I’m a huge fan of the Firefox web browser, at least in its current incarnation. (Whether that fandom follows the next major upgrade, which allegedly suffers from creeping featuritis, remains to be seen.) One of the most lovely features of Firefox is that it allows additional features to be easily added, through a mechanism called “extensions.” I have eighteen of them installed, many of which I wouldn’t want to surf without. Here’s a list and some commentary:

  • Adblock (and the associated auto-updated filter set, Adblock Filterset.G) This pair of treasures nukes 99.9% of the annoying ads on web pages.
  • BugMeNot – Accesses a shared database of usernames and passwords for stupid web sites that require you to log in to view their content.
  • Forecast Fox – Weather reports that appear in your status bar and are updated constantly. I have a love/hate relationship with this one. The concept is great, but it’s tied to a server that has absolutely awful weather forecasts for my area. (How bad? I live near San Diego. All summer it was predicting “morning showers” for my home town. That simply doesn’t happen here. We haven’t had a hundredth of an inch of rain since April.)
  • Mouse Gestures – If you’ve never used a program that has mouse gestures, you probably won’t understand how incredibly useful this feature is. Now I find myself trying to use them in programs that don’t support them.
  • PrefBar – Adds a menu bar that allows you to quickly turn on and off various browser functions (Java and Javascript on and off, create new tab, change font size, etc.) I don’t use this as much as I once did, but it’s still worth the screen real estate it takes.
  • MediaPlayerConnectivity – A simple but very useful idea: it allows you to download the content of any page that has embedded media.
  • DownThemAll! – A mass downloader that lets you download all the links or images in a page.

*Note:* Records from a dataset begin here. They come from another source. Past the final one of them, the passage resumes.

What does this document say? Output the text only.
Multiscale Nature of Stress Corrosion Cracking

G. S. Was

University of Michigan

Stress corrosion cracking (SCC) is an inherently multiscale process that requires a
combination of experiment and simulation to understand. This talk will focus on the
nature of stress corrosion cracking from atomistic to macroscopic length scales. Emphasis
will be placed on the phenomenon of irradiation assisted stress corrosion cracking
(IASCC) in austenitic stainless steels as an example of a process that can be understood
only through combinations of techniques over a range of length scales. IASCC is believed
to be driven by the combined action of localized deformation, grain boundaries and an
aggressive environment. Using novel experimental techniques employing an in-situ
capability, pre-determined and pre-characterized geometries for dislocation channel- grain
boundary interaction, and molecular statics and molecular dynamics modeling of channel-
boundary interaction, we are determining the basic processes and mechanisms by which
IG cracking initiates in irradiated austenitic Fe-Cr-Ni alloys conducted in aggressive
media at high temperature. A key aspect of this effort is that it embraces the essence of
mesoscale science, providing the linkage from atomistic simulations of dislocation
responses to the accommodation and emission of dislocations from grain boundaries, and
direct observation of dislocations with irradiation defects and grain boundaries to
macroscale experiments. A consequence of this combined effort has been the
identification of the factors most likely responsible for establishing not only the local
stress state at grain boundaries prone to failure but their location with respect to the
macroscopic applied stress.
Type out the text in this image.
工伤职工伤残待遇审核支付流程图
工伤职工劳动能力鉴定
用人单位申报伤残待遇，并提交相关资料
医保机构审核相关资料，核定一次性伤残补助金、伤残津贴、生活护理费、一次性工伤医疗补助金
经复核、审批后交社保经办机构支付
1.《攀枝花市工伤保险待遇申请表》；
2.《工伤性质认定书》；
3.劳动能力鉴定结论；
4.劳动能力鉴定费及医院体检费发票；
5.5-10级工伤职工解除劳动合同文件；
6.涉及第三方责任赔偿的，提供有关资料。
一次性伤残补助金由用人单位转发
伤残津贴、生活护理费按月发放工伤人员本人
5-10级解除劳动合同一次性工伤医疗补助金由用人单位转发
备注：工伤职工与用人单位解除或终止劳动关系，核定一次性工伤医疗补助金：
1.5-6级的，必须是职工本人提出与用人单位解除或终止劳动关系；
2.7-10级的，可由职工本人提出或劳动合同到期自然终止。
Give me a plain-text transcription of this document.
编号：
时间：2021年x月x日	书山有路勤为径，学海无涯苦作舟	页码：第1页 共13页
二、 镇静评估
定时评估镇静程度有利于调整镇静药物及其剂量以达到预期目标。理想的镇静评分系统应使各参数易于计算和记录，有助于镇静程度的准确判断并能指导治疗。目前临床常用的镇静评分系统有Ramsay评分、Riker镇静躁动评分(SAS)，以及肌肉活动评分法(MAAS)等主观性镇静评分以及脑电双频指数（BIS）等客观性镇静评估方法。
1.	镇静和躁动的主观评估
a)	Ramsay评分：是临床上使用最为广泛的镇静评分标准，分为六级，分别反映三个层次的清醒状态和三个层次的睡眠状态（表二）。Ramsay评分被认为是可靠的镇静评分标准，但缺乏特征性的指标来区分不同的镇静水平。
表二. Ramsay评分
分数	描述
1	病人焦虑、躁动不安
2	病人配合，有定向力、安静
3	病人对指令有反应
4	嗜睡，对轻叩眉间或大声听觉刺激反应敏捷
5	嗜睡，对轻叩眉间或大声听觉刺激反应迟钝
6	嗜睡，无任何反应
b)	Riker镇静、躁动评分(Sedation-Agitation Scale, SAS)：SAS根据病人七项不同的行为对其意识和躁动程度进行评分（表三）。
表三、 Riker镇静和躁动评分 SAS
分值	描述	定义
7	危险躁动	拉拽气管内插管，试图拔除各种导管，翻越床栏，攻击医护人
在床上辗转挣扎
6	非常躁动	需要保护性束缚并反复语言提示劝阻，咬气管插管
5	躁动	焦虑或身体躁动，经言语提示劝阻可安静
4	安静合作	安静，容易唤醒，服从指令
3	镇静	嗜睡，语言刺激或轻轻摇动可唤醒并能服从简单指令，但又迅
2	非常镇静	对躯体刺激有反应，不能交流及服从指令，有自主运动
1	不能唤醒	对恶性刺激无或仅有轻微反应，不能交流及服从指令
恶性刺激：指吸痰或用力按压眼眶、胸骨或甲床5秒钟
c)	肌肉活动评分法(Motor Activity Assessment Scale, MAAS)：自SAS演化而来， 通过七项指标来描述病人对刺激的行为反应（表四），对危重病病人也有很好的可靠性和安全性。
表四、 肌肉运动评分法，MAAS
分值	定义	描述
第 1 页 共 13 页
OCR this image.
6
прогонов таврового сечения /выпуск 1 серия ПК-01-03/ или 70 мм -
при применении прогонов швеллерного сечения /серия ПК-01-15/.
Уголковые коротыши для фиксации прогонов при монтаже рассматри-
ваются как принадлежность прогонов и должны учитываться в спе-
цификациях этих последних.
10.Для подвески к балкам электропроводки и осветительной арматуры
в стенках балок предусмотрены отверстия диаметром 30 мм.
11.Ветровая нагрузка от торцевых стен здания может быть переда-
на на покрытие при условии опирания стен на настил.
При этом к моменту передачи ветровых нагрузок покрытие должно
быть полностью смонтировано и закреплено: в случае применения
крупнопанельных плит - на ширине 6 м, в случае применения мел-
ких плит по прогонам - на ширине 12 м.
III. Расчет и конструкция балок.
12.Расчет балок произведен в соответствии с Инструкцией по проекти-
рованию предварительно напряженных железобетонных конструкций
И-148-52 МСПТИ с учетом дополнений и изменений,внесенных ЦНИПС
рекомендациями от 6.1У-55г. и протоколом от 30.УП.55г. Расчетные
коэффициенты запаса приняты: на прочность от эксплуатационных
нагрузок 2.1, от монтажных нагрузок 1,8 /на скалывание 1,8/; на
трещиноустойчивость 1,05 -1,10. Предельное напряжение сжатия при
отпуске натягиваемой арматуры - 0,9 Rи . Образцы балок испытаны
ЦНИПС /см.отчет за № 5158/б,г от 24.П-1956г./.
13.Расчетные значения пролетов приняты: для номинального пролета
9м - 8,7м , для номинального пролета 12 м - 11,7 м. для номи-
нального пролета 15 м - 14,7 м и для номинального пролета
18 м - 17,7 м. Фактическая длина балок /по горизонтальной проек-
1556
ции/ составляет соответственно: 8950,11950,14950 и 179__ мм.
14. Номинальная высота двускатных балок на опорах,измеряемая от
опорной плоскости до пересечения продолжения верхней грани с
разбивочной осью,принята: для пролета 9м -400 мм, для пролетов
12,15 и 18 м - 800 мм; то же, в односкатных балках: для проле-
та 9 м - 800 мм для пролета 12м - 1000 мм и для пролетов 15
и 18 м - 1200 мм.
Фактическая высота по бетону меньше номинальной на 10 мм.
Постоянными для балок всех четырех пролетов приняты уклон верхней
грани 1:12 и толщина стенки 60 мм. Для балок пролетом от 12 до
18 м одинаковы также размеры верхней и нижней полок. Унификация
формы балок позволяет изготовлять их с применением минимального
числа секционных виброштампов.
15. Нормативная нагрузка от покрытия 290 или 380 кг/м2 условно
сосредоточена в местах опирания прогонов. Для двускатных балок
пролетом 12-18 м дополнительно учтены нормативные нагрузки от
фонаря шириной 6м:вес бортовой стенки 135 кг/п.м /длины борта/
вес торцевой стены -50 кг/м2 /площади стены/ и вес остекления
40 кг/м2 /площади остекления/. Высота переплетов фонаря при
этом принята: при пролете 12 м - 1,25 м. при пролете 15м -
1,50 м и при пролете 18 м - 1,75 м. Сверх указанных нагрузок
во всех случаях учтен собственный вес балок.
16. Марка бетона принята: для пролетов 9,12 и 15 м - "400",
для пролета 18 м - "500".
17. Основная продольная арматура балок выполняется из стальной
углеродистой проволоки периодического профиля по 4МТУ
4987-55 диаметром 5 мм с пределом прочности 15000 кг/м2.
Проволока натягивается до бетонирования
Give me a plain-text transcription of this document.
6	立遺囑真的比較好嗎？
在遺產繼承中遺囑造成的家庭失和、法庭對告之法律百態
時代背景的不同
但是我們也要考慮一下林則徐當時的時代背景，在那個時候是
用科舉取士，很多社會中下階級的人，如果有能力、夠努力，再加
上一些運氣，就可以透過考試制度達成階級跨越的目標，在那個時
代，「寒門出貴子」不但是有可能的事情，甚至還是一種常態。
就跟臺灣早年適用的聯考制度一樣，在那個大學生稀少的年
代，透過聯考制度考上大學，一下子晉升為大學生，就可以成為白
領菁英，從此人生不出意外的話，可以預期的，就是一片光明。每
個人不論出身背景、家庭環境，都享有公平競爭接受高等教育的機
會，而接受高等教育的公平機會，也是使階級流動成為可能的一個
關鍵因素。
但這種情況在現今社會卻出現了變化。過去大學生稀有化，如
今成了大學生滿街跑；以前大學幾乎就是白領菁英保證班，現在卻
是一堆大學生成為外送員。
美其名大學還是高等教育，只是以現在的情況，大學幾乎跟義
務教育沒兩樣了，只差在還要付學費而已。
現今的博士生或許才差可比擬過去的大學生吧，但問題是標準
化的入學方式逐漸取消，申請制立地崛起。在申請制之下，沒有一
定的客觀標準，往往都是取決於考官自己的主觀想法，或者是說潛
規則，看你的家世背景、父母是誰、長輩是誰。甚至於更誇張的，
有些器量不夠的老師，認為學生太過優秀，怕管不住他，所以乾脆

Users love it, webmasters hate it. If you happen to run across an open directory that has a bunch of stuff you want, no more right click, save as, save, ok. DownThemAll! and it plays a little tunes when it’s finished leeching all the content.
  • QuickNote – Yellow sticky notes that live in your browser. Great for quick notes, keeping track of magic numbers and URLs, whatever you want.
  • Mozilla Calendar – Another love/hate relationship. If they ever finish it, it’ll be a killer app. In the meantime, it’s a semi-useful quirk.
  • Web Developer – I’m not sure why I have this installed at all. I never use it anymore.
  • VideoDownloader – It does exactly one thing: it lets you easily download videos from YouTube. If you ever want to do that, you need this. If you don’t, you don’t.
  • FeedView – Makes your RSS feeds look better. It’s kind of quicrky, and I suspect there are better extensions available that do the same thing. But this one does what I need, so why look for something better?
  • StumbleUpon Toolbar – What can I say about StumbleUpon? I love it, I just love it. Click the little icon, and a new web site appears. You can select what categories you want and every click delivers a new one.
  • Performancing – A blog editor. Again, kind of quirky, but it does what I need. I do wish they’d publish the source code so I could bend it to my will. But for all my griping, I’m using it to post this.
  • NoScript – Turns off Javascript for all sites not in your whitelist.
  • View Source Chart – Organizes the “View Source” function to make it readable. Ever want to figure out how a web site does something, but the source code is a big mess? This extension fixes that.

CSS Design Tips from an “Expert”

This is one of the things I just hate about the web: design tips from an alleged expert who has an absolutely horrible web design. What’s wrong with this? Let me count the things:

  • Useless, complex background image under text, which makes the text hard to read.
  • Weird mixed fonts, again making it hard to read.
  • It doesn’t degrade gracefully; if you turn off images, it looks like garbage, and the alt tags show up in weird places.
  • Comment field with “cute” saying.
  • One of my personal favorites: the context only takes up half the browser window. Hello? If I want to look at skinny little columns, I’ll decide how wide to make my browser window.

Perhaps he ought to read some of those books and sites he touts on the bottom of the page.